You have one end... the electrical outlet. Part of the tracer goes into that.. and then you can trace back the wire to the box.

Archigeek
08-08-2012, 04:26 PM
Strange that you can't find a box. Is there a main power shut off switch upstream from the breaker box somewhere? It's possible that they built the addition up stream from your breaker box, and never included any other breakers. There could just be a J-box with a connection (or even no J-box) and that's it. A dangerous situation if that's the case.

AnticorRifling
08-08-2012, 04:30 PM
Yeah if they just piggy backed it that's no fuego.

Mogonis
08-08-2012, 05:46 PM
How did you test the panelboard to see if it shut off power to the addition? Are the breaker labels/descriptions still legible? Assuming this addition was inspected, your city or county should have record of it. Otherwise something's fishy and probably not to whatever the NEC was when the addition was built.

Drew
08-08-2012, 09:26 PM
How did you test the panelboard to see if it shut off power to the addition? Are the breaker labels/descriptions still legible?

I turned off all the breakers and it didn't turn the power off in the addition.

Mogonis
08-08-2012, 09:44 PM
So there's no main breaker? If it's a Main Lug (Only) panel, there has to be a Main Breaker panel or some way of shutting off power somewhere upstream from the house. If you switched all the breakers to Off, the whole house, minus the addition, was without power?

jpatter123
08-08-2012, 09:46 PM
I turned off all the breakers and it didn't turn the power off in the addition.
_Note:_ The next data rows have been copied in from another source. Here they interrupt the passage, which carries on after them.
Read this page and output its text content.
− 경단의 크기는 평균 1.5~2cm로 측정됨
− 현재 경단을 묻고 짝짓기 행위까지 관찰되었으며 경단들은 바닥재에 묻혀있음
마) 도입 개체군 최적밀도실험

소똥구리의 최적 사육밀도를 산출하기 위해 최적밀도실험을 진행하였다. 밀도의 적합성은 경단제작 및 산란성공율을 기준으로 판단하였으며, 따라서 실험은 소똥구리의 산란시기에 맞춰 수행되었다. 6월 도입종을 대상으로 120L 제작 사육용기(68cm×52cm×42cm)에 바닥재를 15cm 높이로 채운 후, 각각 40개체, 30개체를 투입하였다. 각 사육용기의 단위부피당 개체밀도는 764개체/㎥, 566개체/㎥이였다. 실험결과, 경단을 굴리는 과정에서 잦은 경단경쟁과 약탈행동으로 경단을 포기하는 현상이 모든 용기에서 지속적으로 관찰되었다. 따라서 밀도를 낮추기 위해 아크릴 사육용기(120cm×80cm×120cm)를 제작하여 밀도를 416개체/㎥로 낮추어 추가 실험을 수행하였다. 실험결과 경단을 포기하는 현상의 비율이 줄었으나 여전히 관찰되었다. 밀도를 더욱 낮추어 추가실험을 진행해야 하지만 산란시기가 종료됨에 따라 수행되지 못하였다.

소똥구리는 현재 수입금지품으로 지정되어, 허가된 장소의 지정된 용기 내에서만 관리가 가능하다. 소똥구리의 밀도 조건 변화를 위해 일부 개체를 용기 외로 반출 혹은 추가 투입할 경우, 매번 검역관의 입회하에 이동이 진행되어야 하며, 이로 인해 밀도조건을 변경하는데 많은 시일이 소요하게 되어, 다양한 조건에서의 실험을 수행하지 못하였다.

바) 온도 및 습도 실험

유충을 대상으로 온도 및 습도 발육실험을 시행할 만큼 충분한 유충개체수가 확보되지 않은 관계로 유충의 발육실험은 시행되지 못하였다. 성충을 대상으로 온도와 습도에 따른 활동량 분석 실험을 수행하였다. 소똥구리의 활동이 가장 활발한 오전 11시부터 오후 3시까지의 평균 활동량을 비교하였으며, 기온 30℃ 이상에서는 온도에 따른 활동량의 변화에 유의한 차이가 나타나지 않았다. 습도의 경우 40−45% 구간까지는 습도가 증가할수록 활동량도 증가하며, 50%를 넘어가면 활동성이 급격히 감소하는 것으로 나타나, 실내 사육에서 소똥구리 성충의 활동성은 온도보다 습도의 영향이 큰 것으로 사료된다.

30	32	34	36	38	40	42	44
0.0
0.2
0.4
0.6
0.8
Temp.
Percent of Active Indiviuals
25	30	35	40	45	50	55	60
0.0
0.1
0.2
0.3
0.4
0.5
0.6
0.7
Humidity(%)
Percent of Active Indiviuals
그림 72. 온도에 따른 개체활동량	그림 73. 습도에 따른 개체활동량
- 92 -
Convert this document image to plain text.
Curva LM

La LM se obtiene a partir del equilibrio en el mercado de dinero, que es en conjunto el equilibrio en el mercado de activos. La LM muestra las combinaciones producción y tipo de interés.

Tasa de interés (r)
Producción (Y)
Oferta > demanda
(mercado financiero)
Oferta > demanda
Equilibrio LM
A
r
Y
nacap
They may have just tied into the main feed where it comes into the panel. If you feel competent enough to remove the face panel on the breaker box and snap a picture and post it up I can get a look. A lot of the old houses here, were done with very small services like 100 AMP or even smaller where today's construction is done with 150 AMP or larger(our homes were done with 200 AMP min). Very good possibility they didn't have any room in the box to add a breaker so just piggy backed and ran a straight hot to the new construction (or have a hidden sub panel somewhere, even though you've looked you'd be surprised at the places I've seen them hidden even dry-walled in or buried under hard coat). Anyhow post some pics maybe we can get it sorted.
If it's just a case of them tying into the feed coming in, it's easy to rectify with several solutions depending on what type of wiring and panel you have in place.